The carry trade is a relatively simple concept, as it typically involves borrowing a currency with a low interest rate, and then putting money in a country that offers a higher interest rate. In essence, traders are seeking to exploit the gap in global borrowing costs.
Banks do much the same thing. They borrow from depositors at a rate of say 3%, then lend to others at a higher rate of 5%. In more technical terms, this is referred to as interest arbitrage.
The difference in these interest rates – the carry – is where the return is earned (or cost is incurred), but as usual, it’s not as easy as it sounds if you’re not a financial institution.
The biggest benefit this strategy offers is the possibility for both trading gains (the currency bet going your way), and collecting interest provided by the currency being held.

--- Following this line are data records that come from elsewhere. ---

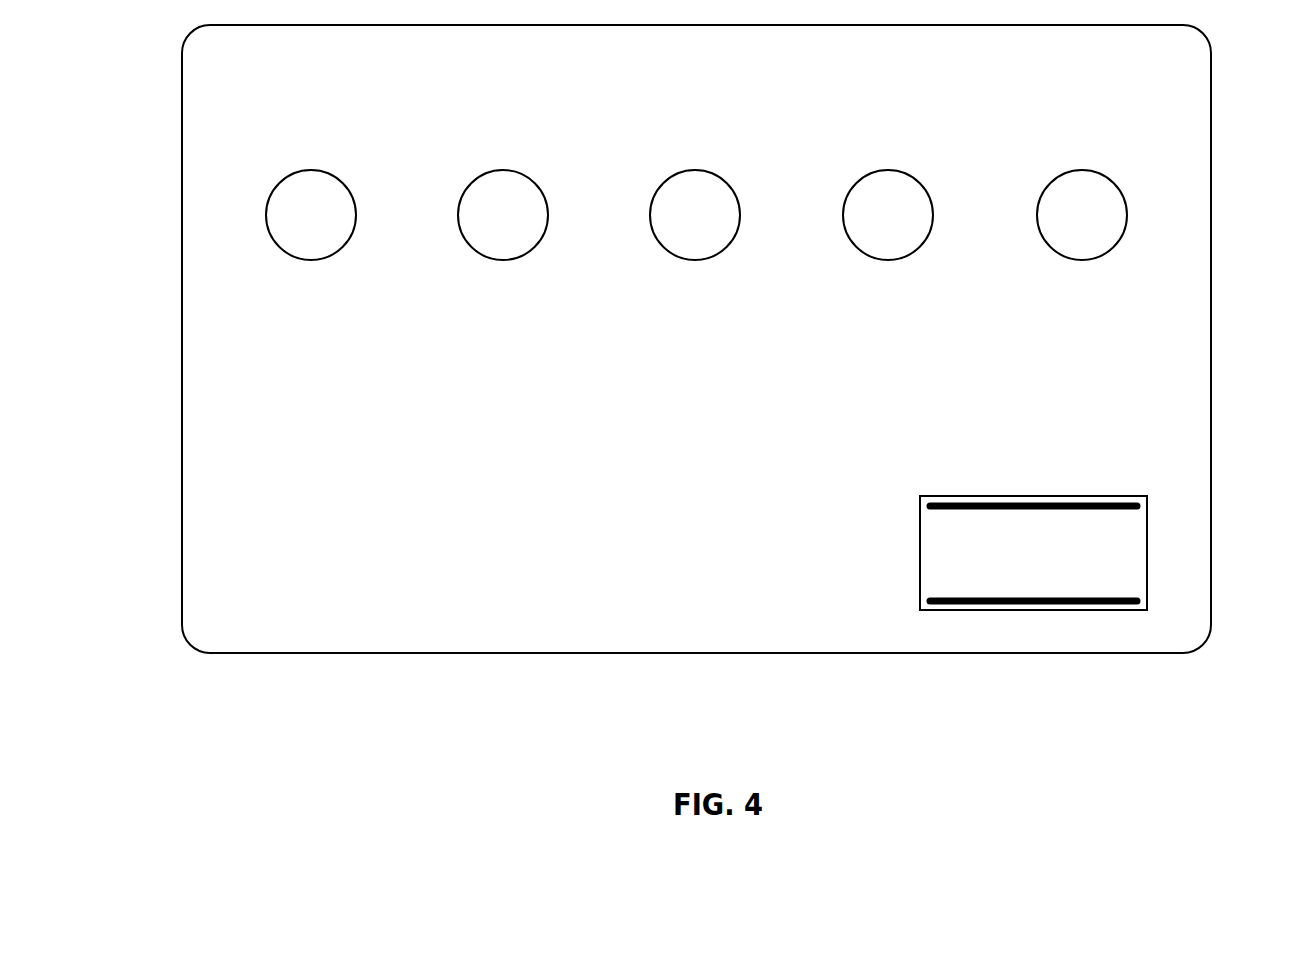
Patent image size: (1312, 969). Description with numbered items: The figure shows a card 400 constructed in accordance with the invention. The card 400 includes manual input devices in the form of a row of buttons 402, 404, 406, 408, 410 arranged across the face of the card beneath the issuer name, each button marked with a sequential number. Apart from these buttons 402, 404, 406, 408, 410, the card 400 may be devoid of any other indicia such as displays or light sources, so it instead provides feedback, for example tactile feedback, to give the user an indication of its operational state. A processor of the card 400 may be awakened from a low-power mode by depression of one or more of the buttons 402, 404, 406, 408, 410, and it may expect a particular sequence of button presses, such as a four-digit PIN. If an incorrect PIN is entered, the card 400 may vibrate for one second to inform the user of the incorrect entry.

The card 400 is at (1267, 397).
The button 402 is at (282, 178).
The button 404 is at (475, 178).
The button 406 is at (687, 170).
The button 408 is at (862, 176).
The button 410 is at (1053, 178).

Yet the foreign exchange market can move quickly, and forecasting global interest rates requires a broad lens.
Carry trades work best in an environment of low volatility. That usually means the global economy is functioning well, and there is ample liquidity in the forex market.
With U.S. interest rates near record lows in recent years, a popular carry trade has been to borrow the U.S. dollar and invest in emerging market currencies. That could be high interest rate markets like Turkey, India, Brazil or Egypt. Meanwhile, low rates in places like Japan, Germany, the U.S. and Australia have made those popular funding sources for this strategy.
Major currency pairs are considered to be “carry pairs,” but keep in mind that if safer currencies such as the U.S. Dollar and Yen appreciate rapidly due to a rush out of risky assets, popular carry trades are vulnerable to steep losses.
Forex carry trades became much more common in the 1990s when interest rates in Japan were near zero, and investors saw an opportunity to play the gap with U.S. rates in the 5% range. Things changed dramatically in the U.S. as rates plunged during the Great Recession, and stayed remarkably low for many years to follow.
Interest rates are determined by the supply and demand for capital. On the supply side, the rate at which borrowers are willing to pay lenders is paramount.
Central bank policy ties in closely to this relationship, as moves higher or lower in benchmark interest rates dictate much of the broader lending landscape. As a result, in addition to focusing on sidestepping uncertainty and volatility within the forex market, it’s crucial to remember that carry trades are about more than just calling on movements in the currency market, but also about forecasting interest rates.